PURPOSE:To obtain the subject fabric excellent in softness, tenseness, stiffness, etc., by interlacing plural filament yarns having respective specific differences between shrinkage factor in boiling water and the maximum thermal stress value, knitting or weaving the resultant interlaced yarn and then heat-treating the prepared fabric. CONSTITUTION:The objective fabric is obtained by interlacing (A) high-shrinkage factor filament yarn having >=20% shrinkage factor in boiling water and >=0.4g/den maximum thermal stress and (B) low-shrinkage factor filament yarn having >=10% difference in shrinkage factor in boiling water from the value of the component (A) and >0.1g/den difference in the maximum thermal stress value similarly from the value of the component (A) so as to provide >=50 number of interlacements/m, affording yarn, knitting or weaving the resultant yarn and subjecting the prepared fabric to, e.g. relax dyeing finish treatment.

Description

DETAILED DESCRIPTION OF THE INVENTION Field of the Invention The present invention relates to a method for producing a high-density fabric made of synthetic multifilament fibers. More specifically, it relates to a method for manufacturing a fabric that has a peach-skin feel to the touch, moderate tension, resilience, and fullness, and is suitable for general clothing applications, mainly women's clothing, as well as high-end clothing applications such as sports clothing. It can be used for a range of purposes.

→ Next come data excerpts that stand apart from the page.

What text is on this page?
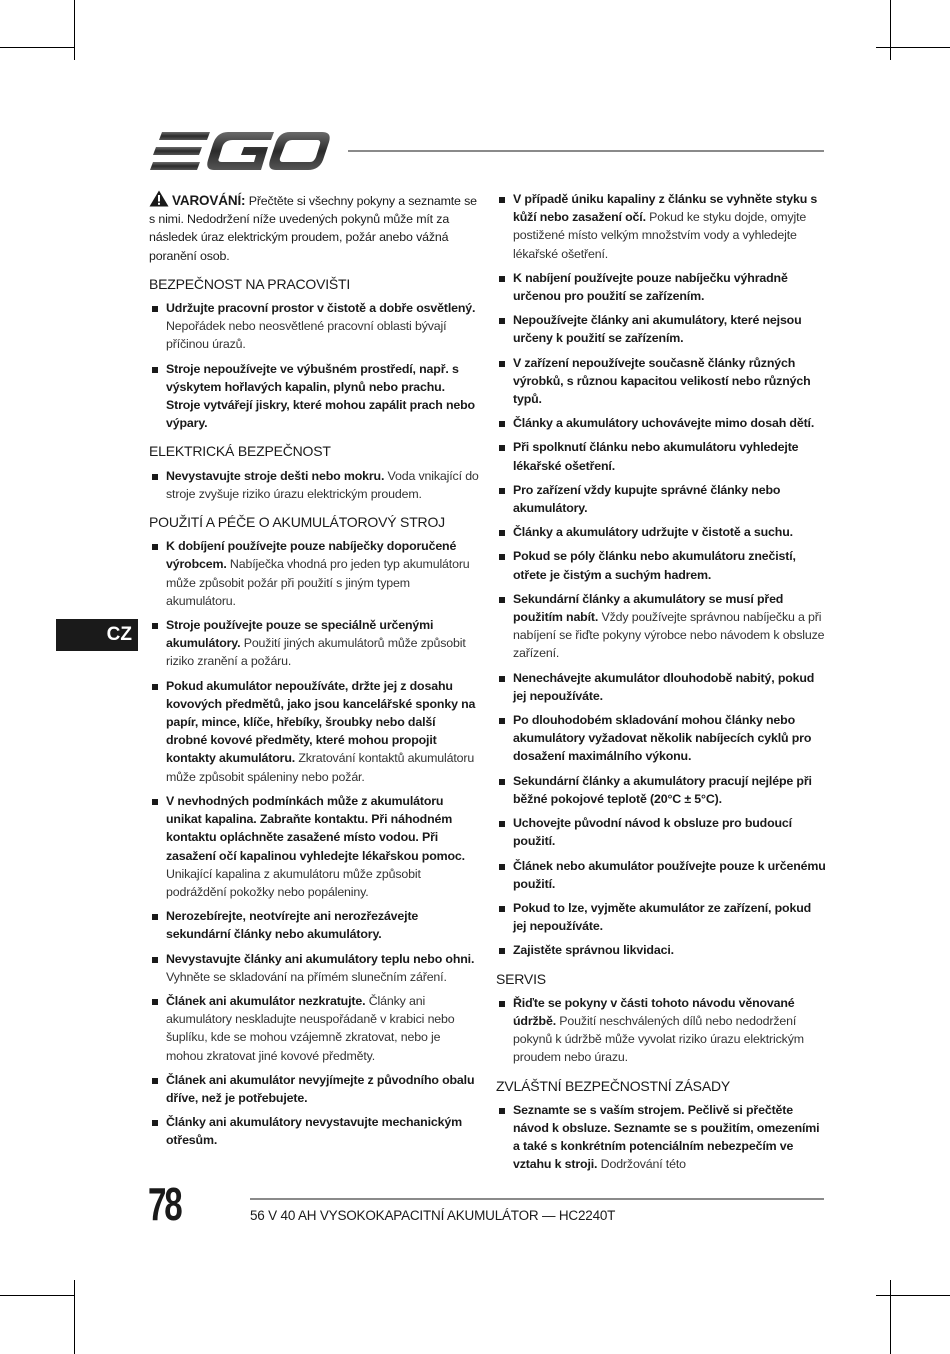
VAROVÁNÍ: Přečtěte si všechny pokyny a seznamte se s nimi. Nedodržení níže uvedených pokynů může mít za následek úraz elektrickým proudem, požár anebo vážná poranění osob.

BEZPEČNOST NA PRACOVIŠTI
Udržujte pracovní prostor v čistotě a dobře osvětlený. Nepořádek nebo neosvětlené pracovní oblasti bývají příčinou úrazů.
Stroje nepoužívejte ve výbušném prostředí, např. s výskytem hořlavých kapalin, plynů nebo prachu. Stroje vytvářejí jiskry, které mohou zapálit prach nebo výpary.
ELEKTRICKÁ BEZPEČNOST
Nevystavujte stroje dešti nebo mokru. Voda vnikající do stroje zvyšuje riziko úrazu elektrickým proudem.
POUŽITÍ A PÉČE O AKUMULÁTOROVÝ STROJ
K dobíjení používejte pouze nabíječky doporučené výrobcem. Nabíječka vhodná pro jeden typ akumulátoru může způsobit požár při použití s jiným typem akumulátoru.
Stroje používejte pouze se speciálně určenými akumulátory. Použití jiných akumulátorů může způsobit riziko zranění a požáru.
Pokud akumulátor nepoužíváte, držte jej z dosahu kovových předmětů, jako jsou kancelářské sponky na papír, mince, klíče, hřebíky, šroubky nebo další drobné kovové předměty, které mohou propojit kontakty akumulátoru. Zkratování kontaktů akumulátoru může způsobit spáleniny nebo požár.
V nevhodných podmínkách může z akumulátoru unikat kapalina. Zabraňte kontaktu. Při náhodném kontaktu opláchněte zasažené místo vodou. Při zasažení očí kapalinou vyhledejte lékařskou pomoc. Unikající kapalina z akumulátoru může způsobit podráždění pokožky nebo popáleniny.
Nerozebírejte, neotvírejte ani nerozřezávejte sekundární články nebo akumulátory.
Nevystavujte články ani akumulátory teplu nebo ohni. Vyhněte se skladování na přímém slunečním záření.
Článek ani akumulátor nezkratujte. Články ani akumulátory neskladujte neuspořádaně v krabici nebo šuplíku, kde se mohou vzájemně zkratovat, nebo je mohou zkratovat jiné kovové předměty.
Článek ani akumulátor nevyjímejte z původního obalu dříve, než je potřebujete.
Články ani akumulátory nevystavujte mechanickým otřesům.
V případě úniku kapaliny z článku se vyhněte styku s kůží nebo zasažení očí. Pokud ke styku dojde, omyjte postižené místo velkým množstvím vody a vyhledejte lékařské ošetření.
K nabíjení používejte pouze nabíječku výhradně určenou pro použití se zařízením.
Nepoužívejte články ani akumulátory, které nejsou určeny k použití se zařízením.
V zařízení nepoužívejte současně články různých výrobků, s různou kapacitou velikostí nebo různých typů.
Články a akumulátory uchovávejte mimo dosah dětí.
Při spolknutí článku nebo akumulátoru vyhledejte lékařské ošetření.
Pro zařízení vždy kupujte správné články nebo akumulátory.
Články a akumulátory udržujte v čistotě a suchu.
Pokud se póly článku nebo akumulátoru znečistí, otřete je čistým a suchým hadrem.
Sekundární články a akumulátory se musí před použitím nabít. Vždy používejte správnou nabíječku a při nabíjení se řiďte pokyny výrobce nebo návodem k obsluze zařízení.
Nenechávejte akumulátor dlouhodobě nabitý, pokud jej nepoužíváte.
Po dlouhodobém skladování mohou články nebo akumulátory vyžadovat několik nabíjecích cyklů pro dosažení maximálního výkonu.
Sekundární články a akumulátory pracují nejlépe při běžné pokojové teplotě (20°C ± 5°C).
Uchovejte původní návod k obsluze pro budoucí použití.
Článek nebo akumulátor používejte pouze k určenému použití.
Pokud to lze, vyjměte akumulátor ze zařízení, pokud jej nepoužíváte.
Zajistěte správnou likvidaci.
SERVIS
Řiďte se pokyny v části tohoto návodu věnované údržbě. Použití neschválených dílů nebo nedodržení pokynů k údržbě může vyvolat riziko úrazu elektrickým proudem nebo úrazu.
ZVLÁŠTNÍ BEZPEČNOSTNÍ ZÁSADY
Seznamte se s vaším strojem. Pečlivě si přečtěte návod k obsluze. Seznamte se s použitím, omezeními a také s konkrétním potenciálním nebezpečím ve vztahu k stroji. Dodržování této
CZ
78	56 V 40 AH VYSOKOKAPACITNÍ AKUMULÁTOR — HC2240T
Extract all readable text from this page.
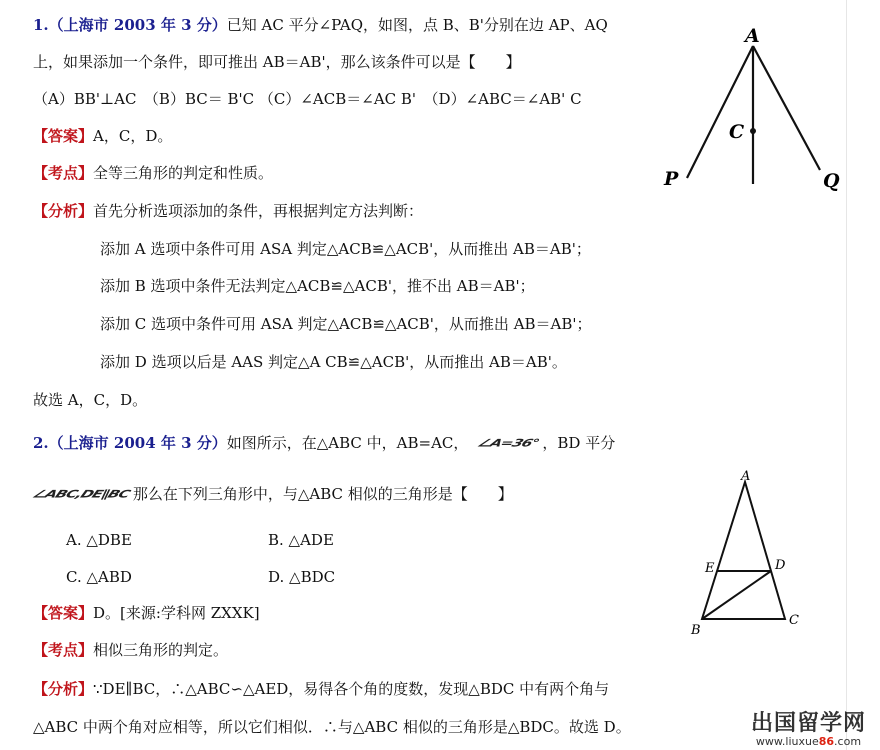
1.（上海市 2003 年 3 分）已知 AC 平分∠PAQ，如图，点 B、B'分别在边 AP、AQ
上，如果添加一个条件，即可推出 AB＝AB'，那么该条件可以是【　　】
（A）BB'⊥AC　（B）BC＝ B'C （C）∠ACB＝∠AC B'　（D）∠ABC＝∠AB' C
【答案】A，C，D。
【考点】全等三角形的判定和性质。
【分析】首先分析选项添加的条件，再根据判定方法判断：
添加 A 选项中条件可用 ASA 判定△ACB≌△ACB'，从而推出 AB＝AB'；
添加 B 选项中条件无法判定△ACB≌△ACB'，推不出 AB＝AB'；
添加 C 选项中条件可用 ASA 判定△ACB≌△ACB'，从而推出 AB＝AB'；
添加 D 选项以后是 AAS 判定△A CB≌△ACB'，从而推出 AB＝AB'。
故选 A，C，D。
A
C
P	Q
2.（上海市 2004 年 3 分）如图所示，在△ABC 中，AB=AC， ∠A=36°，BD 平分
∠ABC,DE∥BC那么在下列三角形中，与△ABC 相似的三角形是【　　】
A. △DBE	B. △ADE
C. △ABD	D. △BDC
【答案】D。[来源:学科网 ZXXK]
【考点】相似三角形的判定。
【分析】∵DE∥BC，∴△ABC∽△AED，易得各个角的度数，发现△BDC 中有两个角与
△ABC 中两个角对应相等，所以它们相似．∴与△ABC 相似的三角形是△BDC。故选 D。
A
E	D
B
C
出国留学网
www.liuxue86.com
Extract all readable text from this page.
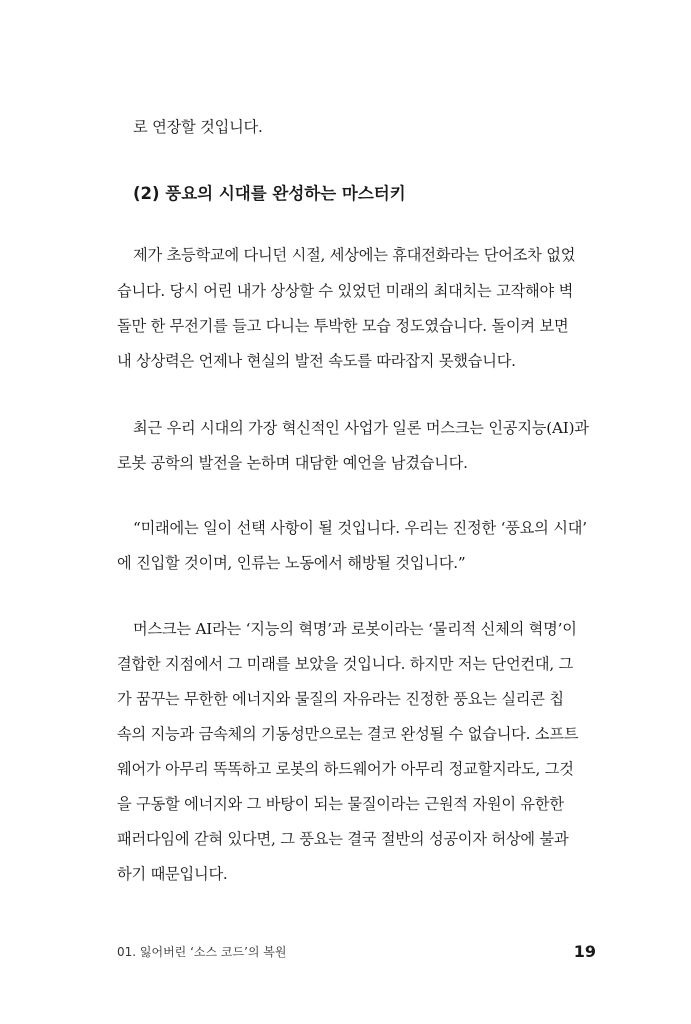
로 연장할 것입니다.
(2) 풍요의 시대를 완성하는 마스터키
제가 초등학교에 다니던 시절, 세상에는 휴대전화라는 단어조차 없었
습니다. 당시 어린 내가 상상할 수 있었던 미래의 최대치는 고작해야 벽
돌만 한 무전기를 들고 다니는 투박한 모습 정도였습니다. 돌이켜 보면
내 상상력은 언제나 현실의 발전 속도를 따라잡지 못했습니다.
최근 우리 시대의 가장 혁신적인 사업가 일론 머스크는 인공지능(AI)과
로봇 공학의 발전을 논하며 대담한 예언을 남겼습니다.
“미래에는 일이 선택 사항이 될 것입니다. 우리는 진정한 ‘풍요의 시대’
에 진입할 것이며, 인류는 노동에서 해방될 것입니다.”
머스크는 AI라는 ‘지능의 혁명’과 로봇이라는 ‘물리적 신체의 혁명’이
결합한 지점에서 그 미래를 보았을 것입니다. 하지만 저는 단언컨대, 그
가 꿈꾸는 무한한 에너지와 물질의 자유라는 진정한 풍요는 실리콘 칩
속의 지능과 금속체의 기동성만으로는 결코 완성될 수 없습니다. 소프트
웨어가 아무리 똑똑하고 로봇의 하드웨어가 아무리 정교할지라도, 그것
을 구동할 에너지와 그 바탕이 되는 물질이라는 근원적 자원이 유한한
패러다임에 갇혀 있다면, 그 풍요는 결국 절반의 성공이자 허상에 불과
하기 때문입니다.
01. 잃어버린 ‘소스 코드’의 복원	19
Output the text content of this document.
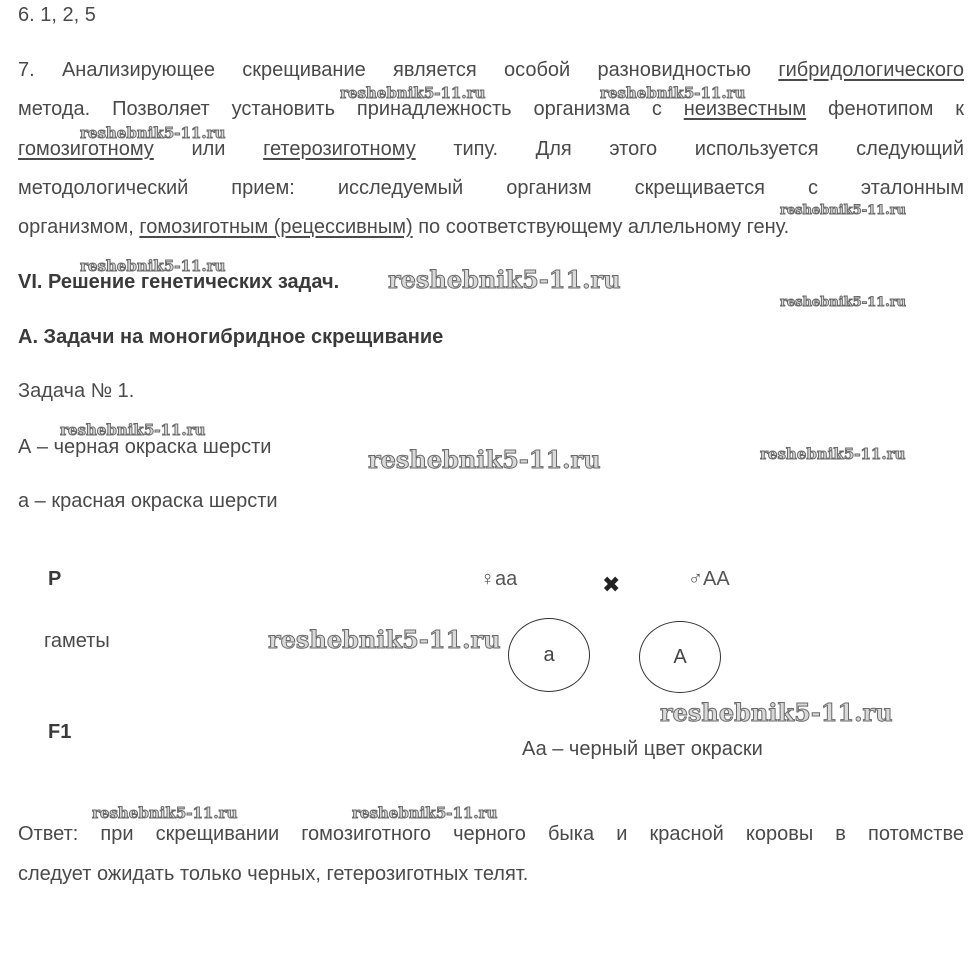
6. 1, 2, 5
7. Анализирующее скрещивание является особой разновидностью гибридологического
метода. Позволяет установить принадлежность организма с неизвестным фенотипом к
гомозиготному или гетерозиготному типу. Для этого используется следующий
методологический прием: исследуемый организм скрещивается с эталонным
организмом, гомозиготным (рецессивным) по соответствующему аллельному гену.
VI. Решение генетических задач.
А. Задачи на моногибридное скрещивание
Задача № 1.
А – черная окраска шерсти
а – красная окраска шерсти
P	♀аа	✖	♂АА
гаметы
а	А
F1
Аа – черный цвет окраски
Ответ: при скрещивании гомозиготного черного быка и красной коровы в потомстве
следует ожидать только черных, гетерозиготных телят.
reshebnik5-11.ru	reshebnik5-11.ru
reshebnik5-11.ru
reshebnik5-11.ru
reshebnik5-11.ru	reshebnik5-11.ru
reshebnik5-11.ru
reshebnik5-11.ru
reshebnik5-11.ru	reshebnik5-11.ru
reshebnik5-11.ru
reshebnik5-11.ru
reshebnik5-11.ru	reshebnik5-11.ru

2. Description of the Related Art Conventionally, as a general fabric manufacturing method to obtain the above-mentioned texture and feel, there has been an attempt to obtain a fabric using a filament yarn that is shrinkable and has a single denier. Are known. For example, as seen in Japanese Patent Publication No. 61-13009 and Japanese Patent Publication No. 61-40778,
All of these are based on mixed fiber yarns of different fineness that have a specific boiling water shrinkage rate difference, and although they can give the fabric a moderate fluffy and soft feel, they are not suitable for high-density fabrics. It is insufficient in terms of obtaining a woven or knitted fabric with high density.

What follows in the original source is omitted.